Kak, kalau aku bilang sedang jatuh cinta, Kakak percaya?
Aku tertawa membaca pesan Salman.
Percaya. Sama siapa?
Ada, deh. :)
Arlen keluar dari kamar mandi dengan handuk yang melilit pinggangnya. Tanpa berkata apa-apa, aku menyimpan ponsel, lalu masuk ke kamar mandi untuk mencuci muka dan menggosok gigi. Kami belum berbicara lagi sejak pertengkaran semalam.
Aku ragu-ragu keluar saat menyimpan sikat gigiku di tempatnya. Di hari biasa, aku akan mengancingkan kemeja Arlen, memperbaiki tatanan rambutnya, memberinya pujian, dan semuanya sering berakhir dengan ciuman lembut yang menyenangkan. Tidak hari ini, tentu saja. Di ambang pintu kamar mandi, kulihat tubuh Arlen sudah berbalut kemeja kuning telur dan celana kain hitam. Dia tidak menegurku. Kurasa aku harus keluar, mungkin mengecek Mika di kamarnya. Kalau Mika masih tidur, mungkin aku bisa membantu Bibi menyiapkan sarapan.
Aku membuka pintu kamar dan Arlen masih tidak menegurku. Apa kata-kataku semalam benar-benar menyakitinya? Apa keinginan menunda memiliki anak lagi sudah membuat Arlen berpikir kalau aku istri yang egois? Apa aku memang egois?
***
Gue tersenyum di kursi penumpang. Tiba-tiba saja gue sudah di Jakarta. Oh, tidak tiba-tiba seperti “simsalabim Jakarta!”, lalu tubuh gue berpindah dari rumah gue di Surabaya ke apartemen gue di Jakarta.
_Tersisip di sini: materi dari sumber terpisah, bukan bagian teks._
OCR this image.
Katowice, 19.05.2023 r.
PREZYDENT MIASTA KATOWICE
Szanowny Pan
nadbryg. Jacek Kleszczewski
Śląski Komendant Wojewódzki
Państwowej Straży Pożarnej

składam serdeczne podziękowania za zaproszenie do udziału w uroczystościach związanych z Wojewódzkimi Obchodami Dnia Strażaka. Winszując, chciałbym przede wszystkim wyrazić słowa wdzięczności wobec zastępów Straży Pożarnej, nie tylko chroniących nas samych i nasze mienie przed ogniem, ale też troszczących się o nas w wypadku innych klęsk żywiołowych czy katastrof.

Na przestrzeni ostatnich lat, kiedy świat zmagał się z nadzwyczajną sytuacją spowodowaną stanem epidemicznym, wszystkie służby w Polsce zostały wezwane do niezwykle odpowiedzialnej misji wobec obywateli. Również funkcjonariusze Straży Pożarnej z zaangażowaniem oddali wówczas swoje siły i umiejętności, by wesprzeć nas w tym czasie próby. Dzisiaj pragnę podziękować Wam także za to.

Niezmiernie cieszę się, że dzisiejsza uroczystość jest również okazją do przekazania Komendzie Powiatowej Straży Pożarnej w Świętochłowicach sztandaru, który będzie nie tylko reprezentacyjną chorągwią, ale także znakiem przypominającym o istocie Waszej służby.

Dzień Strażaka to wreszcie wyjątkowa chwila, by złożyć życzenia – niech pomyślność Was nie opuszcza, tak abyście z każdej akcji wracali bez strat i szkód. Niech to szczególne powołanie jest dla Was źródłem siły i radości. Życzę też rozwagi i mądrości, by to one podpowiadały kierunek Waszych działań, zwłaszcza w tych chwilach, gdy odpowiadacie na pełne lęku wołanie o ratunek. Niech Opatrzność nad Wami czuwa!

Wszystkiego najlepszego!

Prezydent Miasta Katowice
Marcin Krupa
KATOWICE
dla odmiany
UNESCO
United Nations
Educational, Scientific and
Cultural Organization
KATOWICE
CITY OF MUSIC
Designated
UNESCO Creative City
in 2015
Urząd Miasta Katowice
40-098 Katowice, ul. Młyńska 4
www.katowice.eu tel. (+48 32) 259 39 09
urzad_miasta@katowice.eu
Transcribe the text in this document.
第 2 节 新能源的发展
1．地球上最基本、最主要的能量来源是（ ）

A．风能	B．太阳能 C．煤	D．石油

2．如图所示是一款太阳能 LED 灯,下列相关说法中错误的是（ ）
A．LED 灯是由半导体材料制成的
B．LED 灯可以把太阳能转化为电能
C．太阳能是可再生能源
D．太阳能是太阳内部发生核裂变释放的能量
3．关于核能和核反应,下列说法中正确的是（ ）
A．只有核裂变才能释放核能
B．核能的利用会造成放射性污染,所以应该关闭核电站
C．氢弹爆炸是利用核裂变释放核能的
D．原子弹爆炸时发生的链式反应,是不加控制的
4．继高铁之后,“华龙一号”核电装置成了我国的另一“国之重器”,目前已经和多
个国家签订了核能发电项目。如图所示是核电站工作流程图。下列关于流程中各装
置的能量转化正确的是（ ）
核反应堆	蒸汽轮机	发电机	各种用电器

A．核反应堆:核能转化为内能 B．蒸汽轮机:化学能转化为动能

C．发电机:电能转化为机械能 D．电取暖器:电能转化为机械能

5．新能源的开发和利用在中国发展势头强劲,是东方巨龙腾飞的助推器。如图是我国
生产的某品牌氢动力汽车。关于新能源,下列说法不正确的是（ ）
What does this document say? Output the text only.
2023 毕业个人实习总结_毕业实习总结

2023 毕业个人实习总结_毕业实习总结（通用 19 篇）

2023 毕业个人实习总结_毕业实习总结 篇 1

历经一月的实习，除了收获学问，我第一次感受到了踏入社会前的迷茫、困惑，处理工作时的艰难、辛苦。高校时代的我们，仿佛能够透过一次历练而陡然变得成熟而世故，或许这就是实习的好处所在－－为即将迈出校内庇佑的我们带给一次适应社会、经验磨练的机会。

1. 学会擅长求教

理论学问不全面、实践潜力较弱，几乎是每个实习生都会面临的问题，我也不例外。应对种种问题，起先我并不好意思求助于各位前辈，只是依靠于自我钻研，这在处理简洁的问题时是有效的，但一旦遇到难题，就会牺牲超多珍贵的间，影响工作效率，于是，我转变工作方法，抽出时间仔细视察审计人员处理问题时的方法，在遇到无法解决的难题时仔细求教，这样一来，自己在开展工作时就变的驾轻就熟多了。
Pagi tadi gue menonton televisi bersama Mama. Saat asyik memindahkan saluran, ada berita tentang berlian. Gue teringat perkataan Iren tentang berlian, jadi gue langsung menelepon teman gue itu.
“Kamu suka sama dia,” simpul Iren setelah gue selesai bercerita. Gue tidak bilang kalau Salman adalah adik Diara, gue juga tidak bilang kalau Diara sekarang istri Arlen. Entah mengapa, gue merasa malu. Itu sebuah kegagalan besar untuk gue, untuk diketahui orang lain.
“Ih, siapa yang suka?” bantah gue. “Dia masih dua puluh lima tahun. Masih kecil banget.”
“Kamu lupa? Waktu kuliah kamu pacaran sama laki-laki tiga puluh tujuh tahun.” Nada suara Iren terdengar sangat puas.